Когда срочникам приходится реально воевать и реально воевать на своей земле, как бы защищая ее, в этих условиях выступления народных масс или выступления матерей сколь угодно невинное будет приравниваться автоматически к предательству. Поэтому, скорее всего, никаких перемен в антивоенных действиях российского населения мы в ближайшее время не увидим. А вот перемену в настроениях увидим. И даже не потому, что допустили это вторжение, что пропустили действительно украинцев на территорию Курской области. В конце концов, Владимир Путин сам уничтожил границу, развязав вторжение. Границы нет. Границы империи, как мы знаем, не заканчиваются нигде.
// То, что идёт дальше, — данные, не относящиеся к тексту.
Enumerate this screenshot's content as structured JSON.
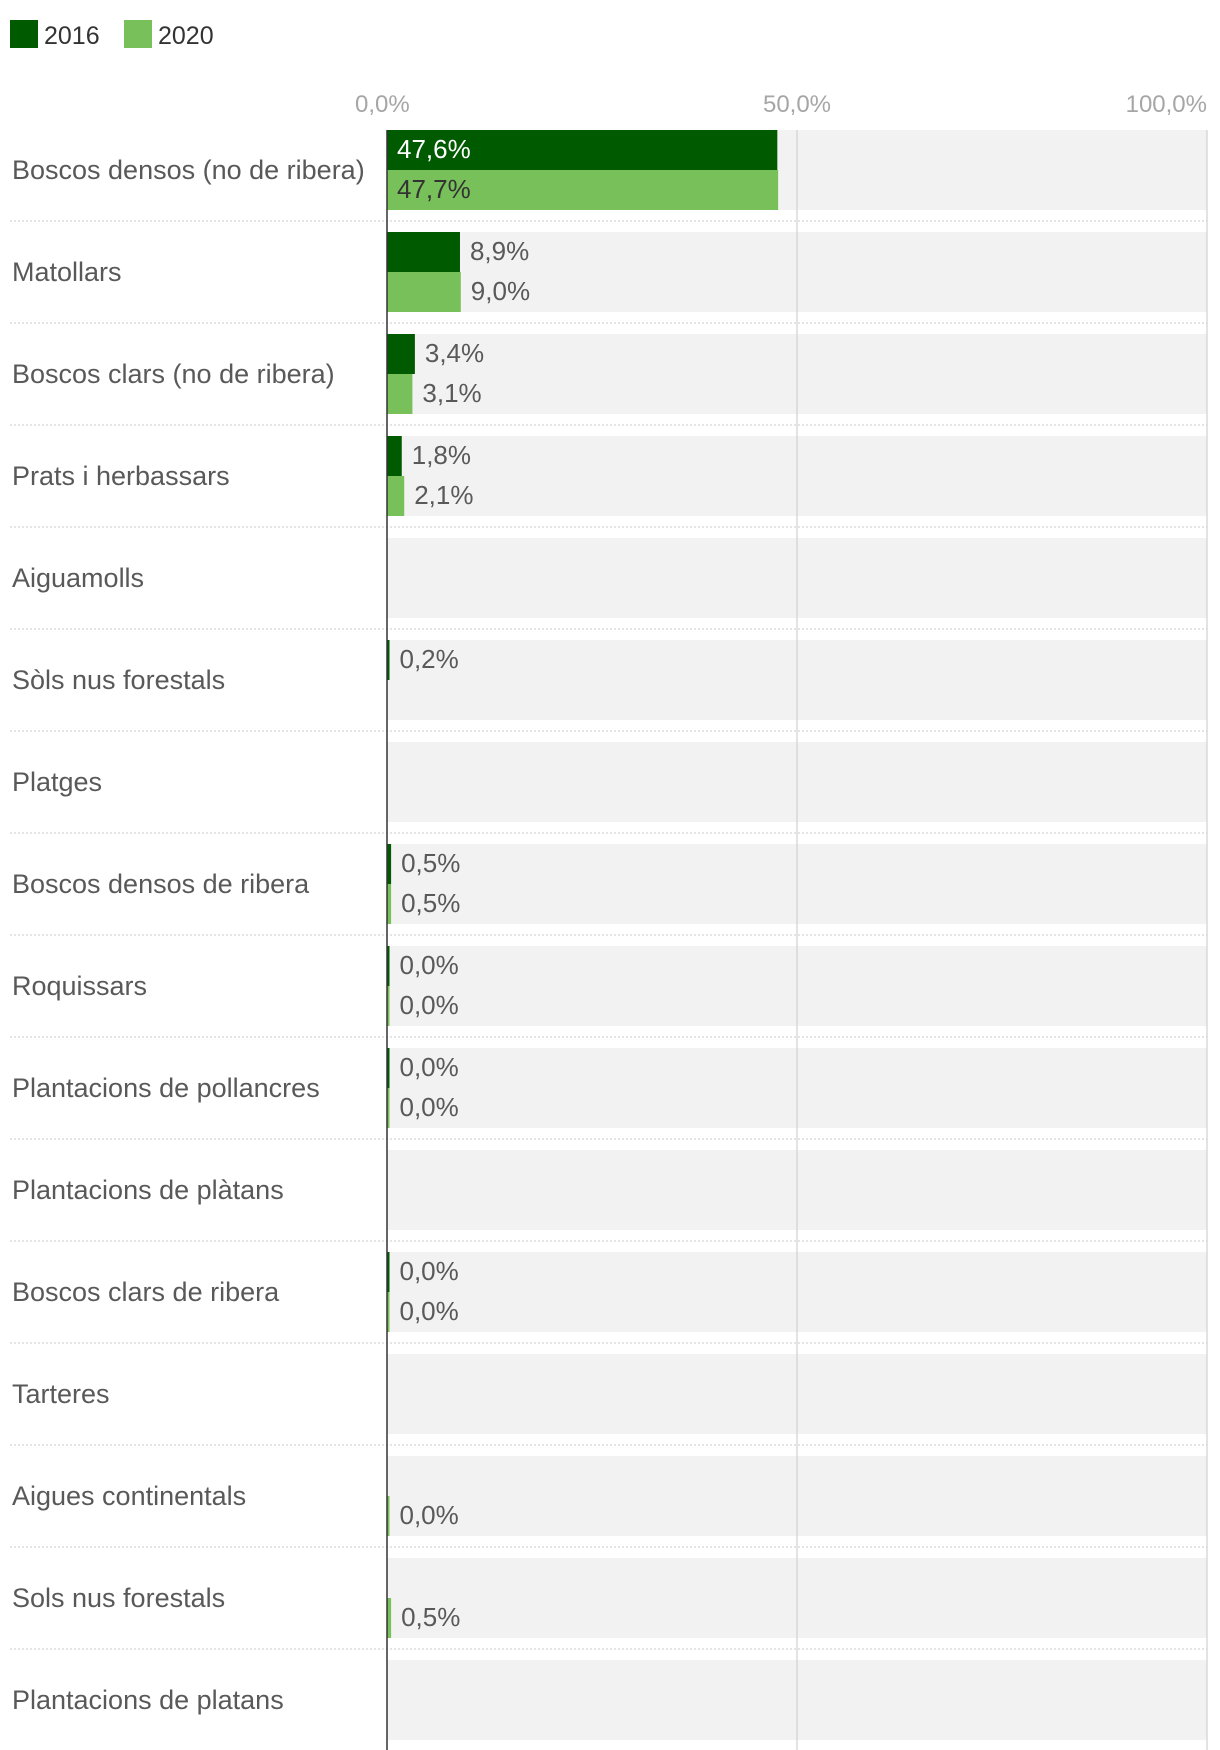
{
  "chart_data": {
    "type": "bar",
    "orientation": "horizontal",
    "legend_position": "top-left",
    "grid": true,
    "xlim": [
      0,
      100
    ],
    "x_ticks": [
      "0,0%",
      "50,0%",
      "100,0%"
    ],
    "categories": [
      "Boscos densos (no de ribera)",
      "Matollars",
      "Boscos clars (no de ribera)",
      "Prats i herbassars",
      "Aiguamolls",
      "Sòls nus forestals",
      "Platges",
      "Boscos densos de ribera",
      "Roquissars",
      "Plantacions de pollancres",
      "Plantacions de plàtans",
      "Boscos clars de ribera",
      "Tarteres",
      "Aigues continentals",
      "Sols nus forestals",
      "Plantacions de platans"
    ],
    "series": [
      {
        "name": "2016",
        "color": "#005a00",
        "values": [
          47.6,
          8.9,
          3.4,
          1.8,
          null,
          0.2,
          null,
          0.5,
          0.0,
          0.0,
          null,
          0.0,
          null,
          null,
          null,
          null
        ],
        "labels": [
          "47,6%",
          "8,9%",
          "3,4%",
          "1,8%",
          "",
          "0,2%",
          "",
          "0,5%",
          "0,0%",
          "0,0%",
          "",
          "0,0%",
          "",
          "",
          "",
          ""
        ]
      },
      {
        "name": "2020",
        "color": "#78c15a",
        "values": [
          47.7,
          9.0,
          3.1,
          2.1,
          null,
          null,
          null,
          0.5,
          0.0,
          0.0,
          null,
          0.0,
          null,
          0.0,
          0.5,
          null
        ],
        "labels": [
          "47,7%",
          "9,0%",
          "3,1%",
          "2,1%",
          "",
          "",
          "",
          "0,5%",
          "0,0%",
          "0,0%",
          "",
          "0,0%",
          "",
          "0,0%",
          "0,5%",
          ""
        ]
      }
    ]
  }
}
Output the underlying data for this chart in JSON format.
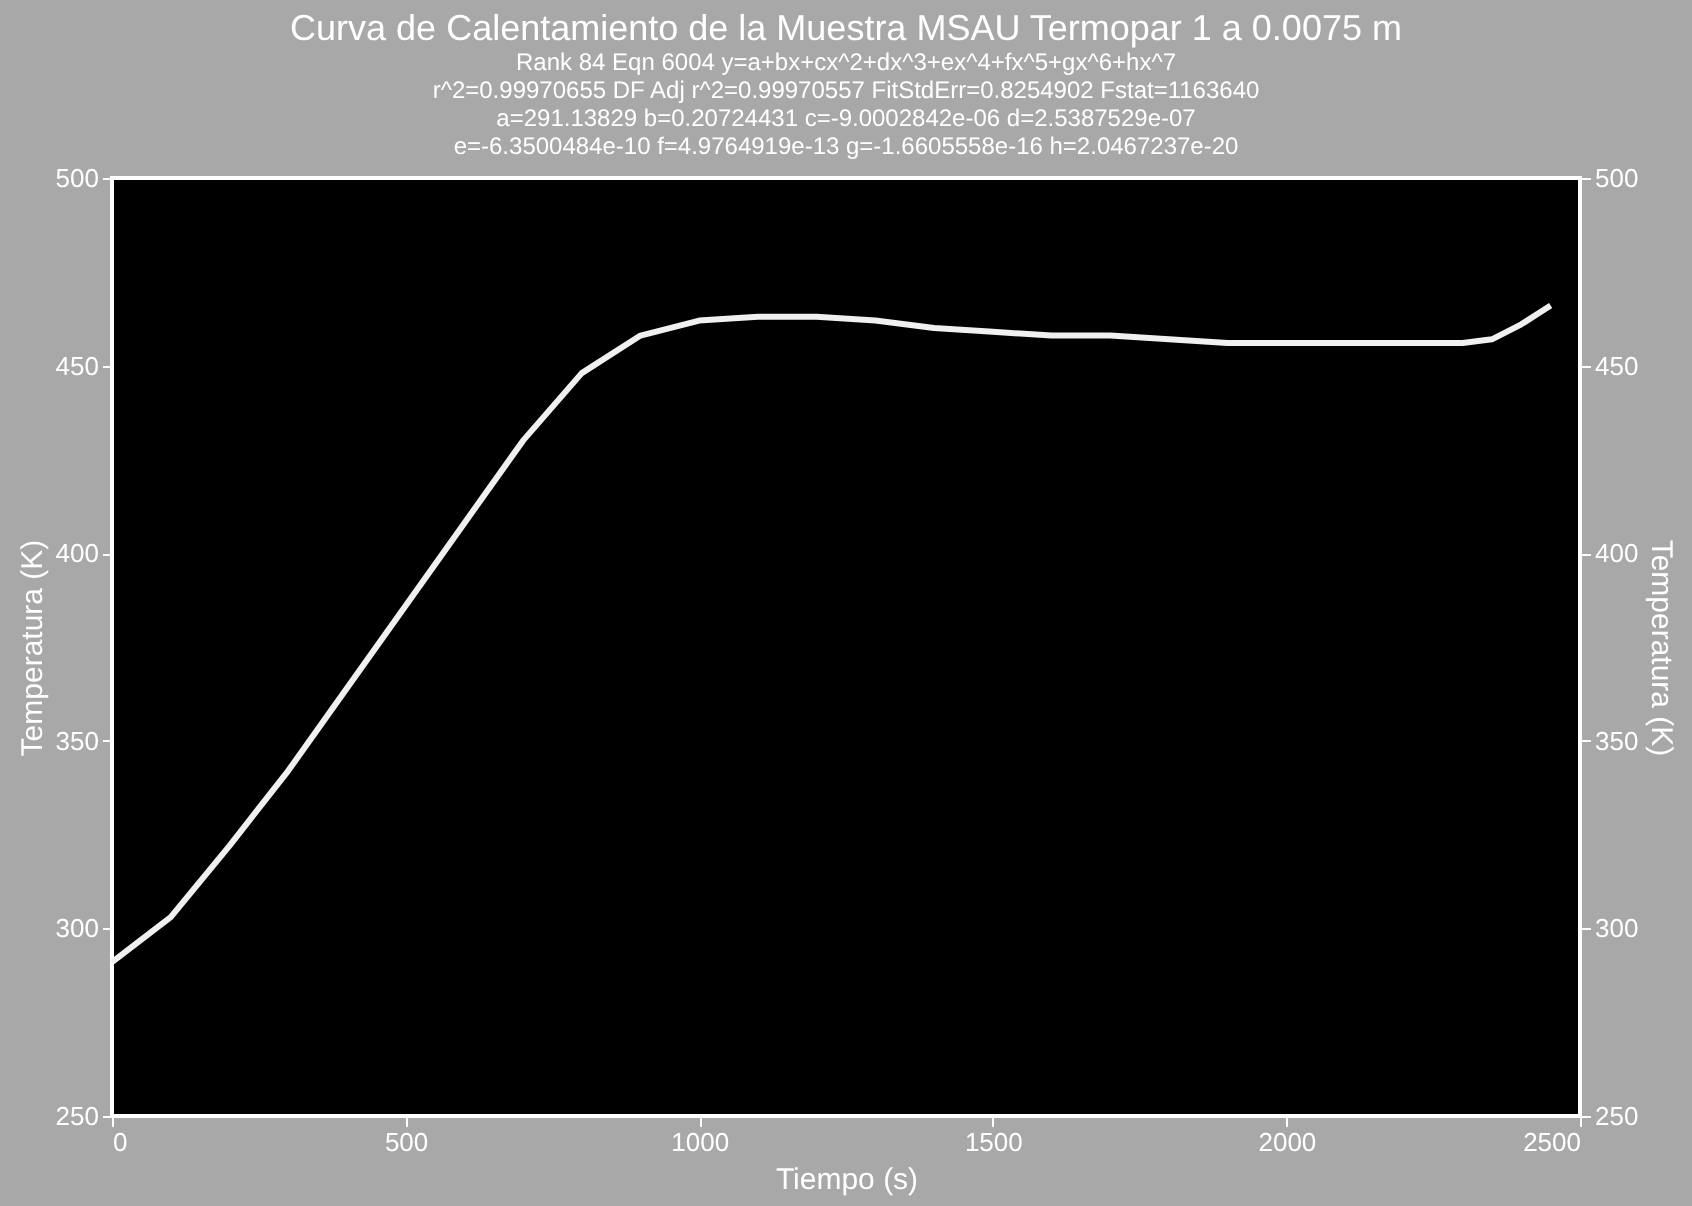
{
  "chart_data": {
    "type": "line",
    "title": "Curva de Calentamiento de la Muestra MSAU Termopar 1 a 0.0075 m",
    "subtitle": [
      "Rank 84  Eqn 6004  y=a+bx+cx^2+dx^3+ex^4+fx^5+gx^6+hx^7",
      "r^2=0.99970655  DF Adj r^2=0.99970557  FitStdErr=0.8254902  Fstat=1163640",
      "a=291.13829 b=0.20724431 c=-9.0002842e-06 d=2.5387529e-07",
      "e=-6.3500484e-10 f=4.9764919e-13 g=-1.6605558e-16 h=2.0467237e-20"
    ],
    "xlabel": "Tiempo (s)",
    "ylabel": "Temperatura (K)",
    "y2label": "Temperatura (K)",
    "x": [
      0,
      100,
      200,
      300,
      400,
      500,
      600,
      700,
      800,
      900,
      1000,
      1100,
      1200,
      1300,
      1400,
      1500,
      1600,
      1700,
      1800,
      1900,
      2000,
      2100,
      2200,
      2300,
      2350,
      2400,
      2450
    ],
    "series": [
      {
        "color": "#f0f0f0",
        "values": [
          291,
          303,
          322,
          342,
          364,
          386,
          408,
          430,
          448,
          458,
          462,
          463,
          463,
          462,
          460,
          459,
          458,
          458,
          457,
          456,
          456,
          456,
          456,
          456,
          457,
          461,
          466
        ]
      }
    ],
    "xlim": [
      0,
      2500
    ],
    "xticks": [
      0,
      500,
      1000,
      1500,
      2000,
      2500
    ],
    "ylim": [
      250,
      500
    ],
    "yticks": [
      250,
      300,
      350,
      400,
      450,
      500
    ],
    "y2lim": [
      250,
      500
    ],
    "y2ticks": [
      250,
      300,
      350,
      400,
      450,
      500
    ],
    "grid": false,
    "marker": "none",
    "line_style": "solid"
  }
}
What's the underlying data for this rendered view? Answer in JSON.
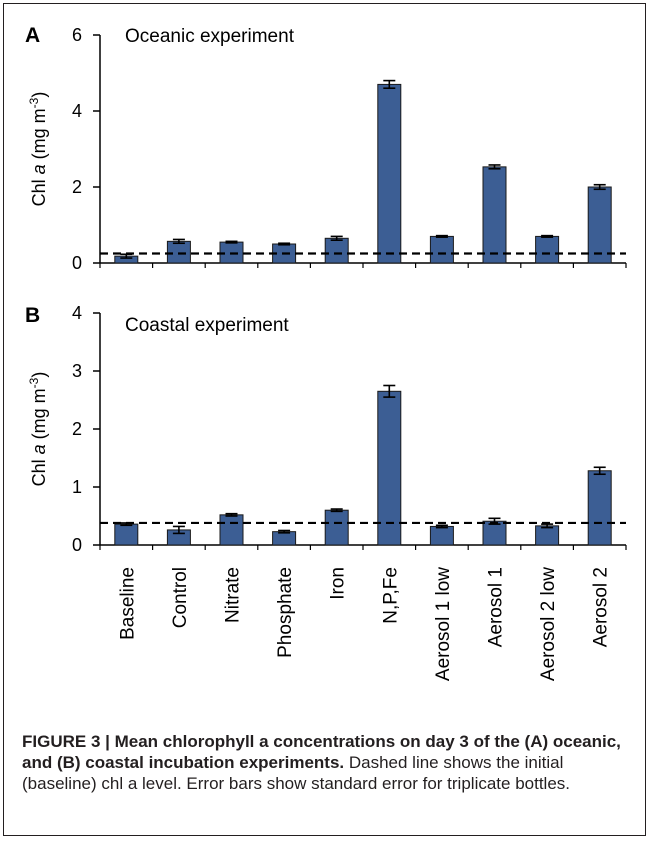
{
  "caption": {
    "bold": "FIGURE 3 | Mean chlorophyll a concentrations on day 3 of the (A) oceanic, and (B) coastal incubation experiments.",
    "rest": " Dashed line shows the initial (baseline) chl a level. Error bars show standard error for triplicate bottles."
  },
  "colors": {
    "bar": "#3c5e94",
    "bar_edge": "#1a1a1a"
  },
  "chart_data": [
    {
      "type": "bar",
      "panel_label": "A",
      "title": "Oceanic experiment",
      "ylabel": "Chl a (mg m-3)",
      "ylim": [
        0,
        6
      ],
      "yticks": [
        0,
        2,
        4,
        6
      ],
      "baseline_dashed": 0.25,
      "categories": [
        "Baseline",
        "Control",
        "Nitrate",
        "Phosphate",
        "Iron",
        "N,P,Fe",
        "Aerosol 1 low",
        "Aerosol 1",
        "Aerosol 2 low",
        "Aerosol 2"
      ],
      "values": [
        0.18,
        0.57,
        0.55,
        0.5,
        0.65,
        4.7,
        0.7,
        2.53,
        0.7,
        2.0
      ],
      "errors": [
        0.05,
        0.05,
        0.02,
        0.02,
        0.05,
        0.1,
        0.02,
        0.05,
        0.02,
        0.06
      ]
    },
    {
      "type": "bar",
      "panel_label": "B",
      "title": "Coastal experiment",
      "ylabel": "Chl a (mg m-3)",
      "ylim": [
        0,
        4
      ],
      "yticks": [
        0,
        1,
        2,
        3,
        4
      ],
      "baseline_dashed": 0.38,
      "categories": [
        "Baseline",
        "Control",
        "Nitrate",
        "Phosphate",
        "Iron",
        "N,P,Fe",
        "Aerosol 1 low",
        "Aerosol 1",
        "Aerosol 2 low",
        "Aerosol 2"
      ],
      "values": [
        0.36,
        0.26,
        0.52,
        0.23,
        0.6,
        2.65,
        0.32,
        0.41,
        0.33,
        1.28
      ],
      "errors": [
        0.02,
        0.06,
        0.02,
        0.02,
        0.02,
        0.1,
        0.02,
        0.05,
        0.03,
        0.06
      ]
    }
  ]
}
Другое дело, это поведение в условиях агрессии. Когда я недавно прочел, что Владимир Путин вылетел в Курск, я подумал, вот наконец-то с его стороны ход, который никак не получается осудить. А это шутка была. Он не в Курск вылетел, а в Баку, где, видимо, у России сейчас более важные, более критические задачи.
То, что во время агрессии – назовем это агрессией, как называют пропагандисты – президент страны едет не в Курск поддержать его население… Он и в Беслан-то приехал, как вы помните, он сейчас тут каялся на могилах бесланских детей, крестясь на коленях, он ведь и в Беслан приехал тогда, когда все уже закончилось, в общем, не тогда, когда он был там нужен, когда его присутствие могло оказаться решающим.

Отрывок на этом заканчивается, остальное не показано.